You’ll want to make sure your Python building backend is placing these files in the SDist and wheel. If you are using anything other than setuptools, this should be automatic.

Setuptools-specific instructions

There are two ways to include data files in setuptools. You can either list the package data explicitly:

# setup.cfg
[options.package_data]
package.peak_spacings =
    *.txt

Or, you can use automatic data inclusion (this is the default if you use pyproject.toml [project] config in Setuptools 61+). To enable this with setup.cfg:

[options]
include_package_data = True

But then you’ll need to also make sure the files are in the SDist, too:

# MANIFEST.in
include src/package/peak_spacings/*.txt

Finally, wherever we actually use the files in our scientific code, we can access them using importlib_resources. For users with Python >= 3.9 the standard library importlib.resources module can be used directly instead of relying on importlib_resources.

# from importlib import resources   # Python >= 3.9 only
import importlib_resources as resources


ref = resources.files("package.peak_spacings") / "LaB6.txt"

spacings_txt = ref.read_text(encoding="utf-8")

# If you have an API that requires an on-disk file, you can do this instead:
with resources.as_file(ref) as path:
    # Now path is guaranteed to live somewhere on disk
    with path.open(encoding="utf-8") as f:
        spacings_txt = f.read()

Using the init

Instead of having an empty init, you can instead move the files(...) into the __init__.py. That would look like this:

import importlib_resources as resources

files = resources.files(__name__)
LaB6 = files / "LaB6.txt"
# Provide whatever is useful for your project here

Now, a user can simply import and use package.peakspacing.LaB6 and such directly.

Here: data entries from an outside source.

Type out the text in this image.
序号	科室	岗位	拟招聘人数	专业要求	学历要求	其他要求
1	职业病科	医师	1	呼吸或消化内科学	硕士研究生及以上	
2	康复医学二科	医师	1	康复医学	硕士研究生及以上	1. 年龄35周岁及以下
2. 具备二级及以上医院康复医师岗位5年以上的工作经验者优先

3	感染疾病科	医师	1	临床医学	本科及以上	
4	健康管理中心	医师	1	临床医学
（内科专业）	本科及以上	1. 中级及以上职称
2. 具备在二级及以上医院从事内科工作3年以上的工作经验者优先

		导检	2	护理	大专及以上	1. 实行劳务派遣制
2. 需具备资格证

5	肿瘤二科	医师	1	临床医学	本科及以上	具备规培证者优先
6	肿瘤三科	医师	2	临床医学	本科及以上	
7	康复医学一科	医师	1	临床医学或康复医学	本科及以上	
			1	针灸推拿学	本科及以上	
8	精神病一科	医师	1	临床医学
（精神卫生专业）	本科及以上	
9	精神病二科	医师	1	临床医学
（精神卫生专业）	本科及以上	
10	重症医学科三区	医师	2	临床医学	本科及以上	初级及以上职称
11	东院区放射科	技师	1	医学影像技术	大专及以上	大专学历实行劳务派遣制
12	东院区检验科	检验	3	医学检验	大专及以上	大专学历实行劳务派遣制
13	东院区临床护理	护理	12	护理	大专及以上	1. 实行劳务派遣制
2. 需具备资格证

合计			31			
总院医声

Downloading larger files on demand

A common use case is that a project may have example notebooks or demo scripts which require data not distributed with the project itself. One approach in these cases is to provide a download script that the user can run to retrieve their data from a provided URL. There are free data hosting options such as Zenodo, osf.io or a data-specific repository on a service like GitHub or GitLab.

Some projects have multiple larger datasets used for examples or testing that can be automatically downloaded on demand to a local cache on first use in a way that is transparent to the user of the package. For example, the datasets under scipy.datasets do not live in the main SciPy repository, but instead are stored in independent repositories under the SciPy GitHub organization. A tool called Pooch is used to handle fetching these datasets from an external repository URL for the user the first time they are requested. Pooch takes care of comparing hash values of the downloaded data to verify its content and then caches the downloaded files for future reuse.

The scipy.datasets module of SciPy and skimage.data module of scikit-image are two concrete examples of how to use Pooch in this way in a project. It is also possible to use Pooch in a simpler download script to just fetch a single file as in the following small example:

import pooch

file_path = pooch.retrieve(
    # URL to my data
    url="https://github.com/org/project/raw/v1.0.0/data/test_image.jpg",
    known_hash="sha256:50ef9a52c621b7c0c506ad1fe1b8ee8a158a4d7c8e50ddfce1e273a422dca3f9",
)

On repeated runs of this command, the locally cached filename would be used instead of downloading the data again.